Alerte sur l’Ukraine et risque nucléaire
Évoquant la guerre en Ukraine, le chef de la diplomatie congolaise a mis en garde contre « un risque considérable de catastrophe nucléaire ». Il appelle tous les acteurs influents à renouer le fil du dialogue afin de préserver la stabilité énergétique et alimentaire déjà fragilisée par le conflit.
Cette prise de position illustre la tradition de médiation prônée par Brazzaville, qui s’est déjà illustrée sur plusieurs fronts africains. Selon un diplomate européen, « la neutralité constructive des Congolais peut aider à maintenir ouverts les canaux humanitaires essentiels au Sud ».
COP27 en Égypte : attentes et réalités
La prochaine COP27, organisée à Charm el-Cheikh, est décrite par M. Mbella comme une échéance « cruciale pour la survie de la planète ». Les délégations africaines préparent un front commun réclamant un mécanisme opérationnel de pertes et dommages pour les pays déjà frappés par les inondations et sécheresses.

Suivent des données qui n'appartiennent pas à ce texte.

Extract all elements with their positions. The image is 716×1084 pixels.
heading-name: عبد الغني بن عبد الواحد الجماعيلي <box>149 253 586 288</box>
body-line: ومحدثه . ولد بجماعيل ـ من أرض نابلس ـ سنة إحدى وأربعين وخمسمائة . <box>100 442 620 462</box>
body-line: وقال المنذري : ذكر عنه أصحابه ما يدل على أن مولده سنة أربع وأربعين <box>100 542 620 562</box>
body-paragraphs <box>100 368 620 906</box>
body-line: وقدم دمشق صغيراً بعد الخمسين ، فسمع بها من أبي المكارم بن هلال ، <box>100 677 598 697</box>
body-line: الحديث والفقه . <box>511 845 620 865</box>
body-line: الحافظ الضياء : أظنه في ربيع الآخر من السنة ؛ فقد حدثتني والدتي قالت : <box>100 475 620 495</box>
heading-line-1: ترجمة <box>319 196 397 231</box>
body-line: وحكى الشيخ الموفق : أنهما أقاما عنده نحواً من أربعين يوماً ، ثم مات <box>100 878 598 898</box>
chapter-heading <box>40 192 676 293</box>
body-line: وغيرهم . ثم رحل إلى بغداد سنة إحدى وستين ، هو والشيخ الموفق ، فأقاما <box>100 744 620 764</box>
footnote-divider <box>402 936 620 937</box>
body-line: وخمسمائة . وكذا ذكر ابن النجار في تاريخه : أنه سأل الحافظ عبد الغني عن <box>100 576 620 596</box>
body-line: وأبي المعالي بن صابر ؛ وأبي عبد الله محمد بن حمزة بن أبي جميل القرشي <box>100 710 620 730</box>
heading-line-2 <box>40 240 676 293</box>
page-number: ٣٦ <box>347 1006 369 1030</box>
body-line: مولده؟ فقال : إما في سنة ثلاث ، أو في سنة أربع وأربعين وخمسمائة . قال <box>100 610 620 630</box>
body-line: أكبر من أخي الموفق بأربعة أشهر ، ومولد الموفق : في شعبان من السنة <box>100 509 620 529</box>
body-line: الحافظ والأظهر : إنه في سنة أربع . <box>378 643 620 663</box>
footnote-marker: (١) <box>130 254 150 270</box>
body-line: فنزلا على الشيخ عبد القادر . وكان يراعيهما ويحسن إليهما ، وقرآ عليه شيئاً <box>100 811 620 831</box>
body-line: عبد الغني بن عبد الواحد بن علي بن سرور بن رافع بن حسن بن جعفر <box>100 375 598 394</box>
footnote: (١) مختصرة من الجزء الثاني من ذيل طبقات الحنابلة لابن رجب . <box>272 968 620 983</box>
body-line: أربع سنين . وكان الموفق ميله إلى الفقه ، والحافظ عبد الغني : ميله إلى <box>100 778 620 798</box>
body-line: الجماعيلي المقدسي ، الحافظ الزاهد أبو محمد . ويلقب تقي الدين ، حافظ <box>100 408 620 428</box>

Les experts congolais insistent sur la valeur stratégique du fleuve Congo, dont les tourbières stockent plus de trente milliards de tonnes de carbone. Ils espèrent que l’événement débouchera sur des compensations financières permettant de financer la surveillance hydrologique et des brigades mixtes contre la déforestation illégale.

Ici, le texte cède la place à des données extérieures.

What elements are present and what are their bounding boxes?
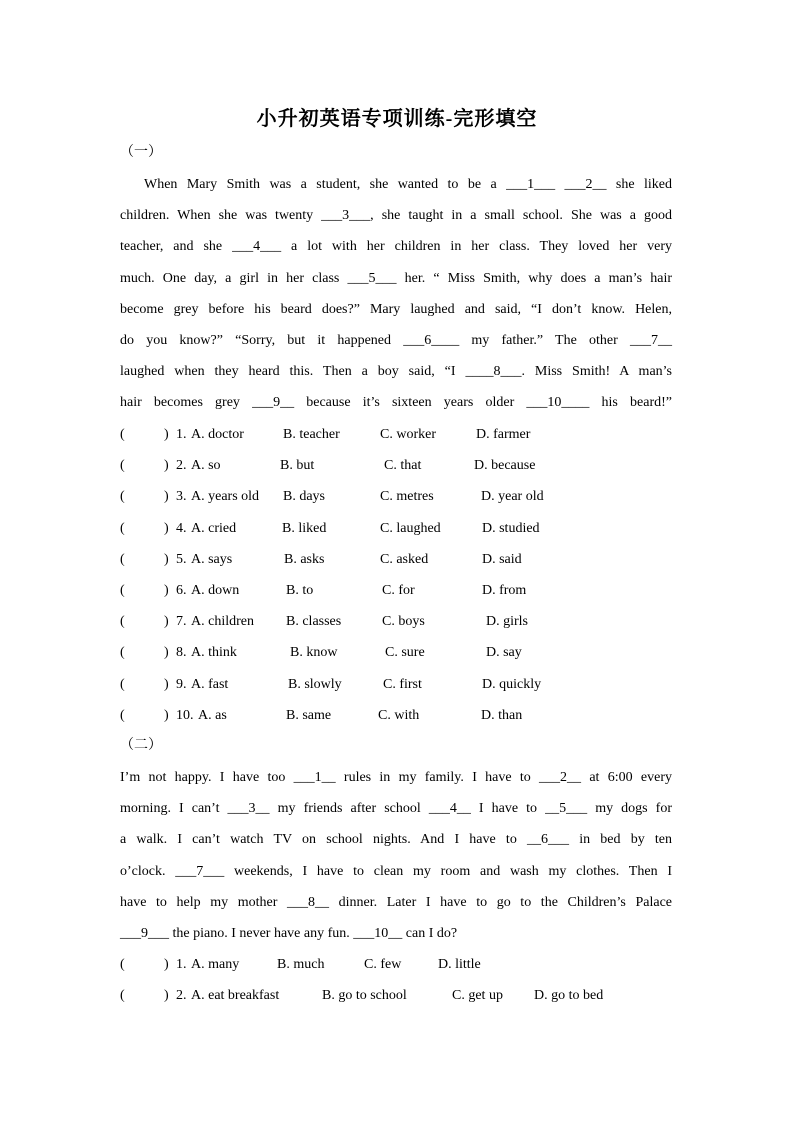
option-b[interactable]: B. to (286, 583, 314, 598)
answer-paren-close: ) (164, 645, 169, 661)
option-a[interactable]: A. children (191, 614, 254, 630)
option-a[interactable]: A. doctor (191, 427, 244, 442)
option-d[interactable]: D. than (481, 707, 523, 723)
option-d[interactable]: D. quickly (482, 676, 542, 692)
answer-paren-close: ) (164, 988, 169, 1004)
question-number: 4. (176, 520, 187, 536)
answer-paren-open[interactable]: ( (120, 458, 125, 474)
passage-line: ___9___ the piano. I never have any fun. ___10__ can I do? (120, 925, 458, 941)
option-a[interactable]: A. many (191, 957, 240, 972)
question-number: 10. (176, 707, 194, 723)
question-number: 8. (176, 645, 187, 661)
passage-line: laughed when they heard this. Then a boy said, “I ____8___. Miss Smith! A man’s (120, 364, 672, 380)
option-b[interactable]: B. know (290, 645, 338, 661)
answer-paren-open[interactable]: ( (120, 551, 125, 567)
option-b[interactable]: B. go to school (322, 988, 407, 1004)
passage-line: hair becomes grey ___9__ because it’s sixteen years older ___10____ his beard!” (120, 395, 672, 411)
answer-paren-close: ) (164, 458, 169, 474)
section-1-passage (120, 169, 672, 419)
option-b[interactable]: B. same (286, 707, 332, 723)
option-d[interactable]: D. studied (482, 520, 540, 536)
answer-paren-close: ) (164, 489, 169, 505)
option-a[interactable]: A. think (191, 645, 237, 661)
option-c[interactable]: C. few (364, 957, 402, 972)
answer-paren-close: ) (164, 583, 169, 598)
option-d[interactable]: D. because (474, 458, 536, 474)
answer-paren-open[interactable]: ( (120, 988, 125, 1004)
option-a[interactable]: A. down (191, 583, 240, 598)
passage-line: I’m not happy. I have too ___1__ rules in my family. I have to ___2__ at 6:00 every (120, 770, 672, 785)
option-d[interactable]: D. farmer (476, 427, 531, 442)
passage-line: do you know?” “Sorry, but it happened ___6____ my father.” The other ___7__ (120, 332, 672, 348)
option-a[interactable]: A. cried (191, 520, 237, 536)
question-number: 7. (176, 614, 187, 630)
option-d[interactable]: D. little (438, 957, 481, 972)
answer-paren-open[interactable]: ( (120, 614, 125, 630)
option-c[interactable]: C. get up (452, 988, 503, 1004)
answer-paren-open[interactable]: ( (120, 645, 125, 661)
answer-paren-open[interactable]: ( (120, 520, 125, 536)
option-d[interactable]: D. say (486, 645, 522, 661)
option-d[interactable]: D. said (482, 551, 522, 567)
option-c[interactable]: C. worker (380, 427, 436, 442)
answer-paren-close: ) (164, 676, 169, 692)
question-number: 1. (176, 427, 187, 442)
option-b[interactable]: B. much (277, 957, 325, 972)
section-2-passage (120, 762, 672, 949)
answer-paren-close: ) (164, 427, 169, 442)
question-number: 2. (176, 458, 187, 474)
option-d[interactable]: D. go to bed (534, 988, 604, 1004)
passage-line: teacher, and she ___4___ a lot with her children in her class. They loved her very (120, 239, 672, 255)
option-a[interactable]: A. says (191, 551, 233, 567)
option-c[interactable]: C. first (383, 676, 422, 692)
option-b[interactable]: B. days (283, 489, 325, 505)
question-number: 6. (176, 583, 187, 598)
page-title: 小升初英语专项训练-完形填空 (256, 108, 538, 130)
question-number: 3. (176, 489, 187, 505)
answer-paren-close: ) (164, 614, 169, 630)
option-a[interactable]: A. fast (191, 676, 229, 692)
option-b[interactable]: B. liked (282, 520, 327, 536)
option-b[interactable]: B. asks (284, 551, 325, 567)
option-c[interactable]: C. sure (385, 645, 425, 661)
answer-paren-open[interactable]: ( (120, 957, 125, 972)
passage-line: morning. I can’t ___3__ my friends after school ___4__ I have to __5___ my dogs for (120, 801, 672, 817)
option-a[interactable]: A. so (191, 458, 221, 474)
answer-paren-close: ) (164, 957, 169, 972)
option-a[interactable]: A. years old (191, 489, 260, 505)
question-number: 1. (176, 957, 187, 972)
answer-paren-close: ) (164, 707, 169, 723)
option-c[interactable]: C. metres (380, 489, 434, 505)
passage-line: When Mary Smith was a student, she wanted to be a ___1___ ___2__ she liked (144, 177, 672, 192)
option-c[interactable]: C. asked (380, 551, 429, 567)
option-c[interactable]: C. that (384, 458, 422, 474)
passage-line: children. When she was twenty ___3___, she taught in a small school. She was a good (120, 208, 672, 224)
answer-paren-close: ) (164, 520, 169, 536)
option-d[interactable]: D. from (482, 583, 527, 598)
answer-paren-open[interactable]: ( (120, 707, 125, 723)
section-1-label: （一） (120, 145, 162, 160)
option-c[interactable]: C. with (378, 707, 420, 723)
option-d[interactable]: D. girls (486, 614, 528, 630)
option-a[interactable]: A. eat breakfast (191, 988, 280, 1004)
answer-paren-close: ) (164, 551, 169, 567)
option-b[interactable]: B. teacher (283, 427, 340, 442)
option-c[interactable]: C. laughed (380, 520, 441, 536)
passage-line: much. One day, a girl in her class ___5___ her. “ Miss Smith, why does a man’s hair (120, 270, 672, 286)
option-c[interactable]: C. for (382, 583, 415, 598)
option-d[interactable]: D. year old (481, 489, 544, 505)
option-b[interactable]: B. slowly (288, 676, 342, 692)
question-number: 2. (176, 988, 187, 1004)
section-2-label: （二） (120, 738, 162, 753)
option-b[interactable]: B. but (280, 458, 315, 474)
question-number: 9. (176, 676, 187, 692)
passage-line: a walk. I can’t watch TV on school nights. And I have to __6___ in bed by ten (120, 832, 672, 848)
passage-line: have to help my mother ___8__ dinner. Later I have to go to the Children’s Palace (120, 894, 672, 910)
option-b[interactable]: B. classes (286, 614, 342, 630)
answer-paren-open[interactable]: ( (120, 427, 125, 442)
answer-paren-open[interactable]: ( (120, 676, 125, 692)
answer-paren-open[interactable]: ( (120, 489, 125, 505)
answer-paren-open[interactable]: ( (120, 583, 125, 598)
option-a[interactable]: A. as (198, 707, 227, 723)
question-number: 5. (176, 551, 187, 567)
option-c[interactable]: C. boys (382, 614, 425, 630)
passage-line: become grey before his beard does?” Mary laughed and said, “I don’t know. Helen, (120, 301, 672, 317)
passage-line: o’clock. ___7___ weekends, I have to clean my room and wash my clothes. Then I (120, 863, 672, 879)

Témoignages de terrain : la réalité communautaire
À Betou, dans la Likouala, Irène Mouangui, agricultrice, observe déjà la montée des eaux qui emporte ses semis de manioc. « Nous entendons parler de milliards aux sommets, mais ici il nous faut simplement des semences résistantes et une diguette », confie-t-elle au téléphone.
Dans la banlieue de Pointe-Noire, l’ingénieur John Samba pilote une coopérative photovoltaïque. Il salue les efforts diplomatiques mais rappelle que « sans accès abordable au crédit, nos micro-projets resteront symboliques ». Son unité alimente aujourd’hui cinquante foyers, preuve concrète des retombées possibles quand les financements atteignent le terrain.
Outils pratiques pour suivre les négociations
Les ministères congolais publient désormais en ligne un tableau de bord actualisé des engagements climat, accessible au public. Un numéro vert du Centre national d’inventaire forestier oriente les chefs de village souhaitant certifier leurs parcelles communautaires dans le cadre des futures ventes de crédits carbone.
Plusieurs universités de Brazzaville organiseront des retransmissions en direct des sessions plénières de la COP27, accompagnées d’ateliers de décryptage animé par des chercheurs et entrepreneurs. L’objectif est de traduire les termes techniques en actions concrètes, depuis la gestion des déchets plastiques jusqu’à l’efficacité énergétique des bâtiments scolaires.
Vers un agenda partagé
En articulant climat, dette et gouvernance, les diplomates africains veulent bâtir un agenda gagnant-gagnant avec leurs partenaires. La République du Congo, forte de son capital naturel et de sa tradition de dialogue, se positionne comme trait d’union entre territoires forestiers, grands bailleurs et organisations multilatérales.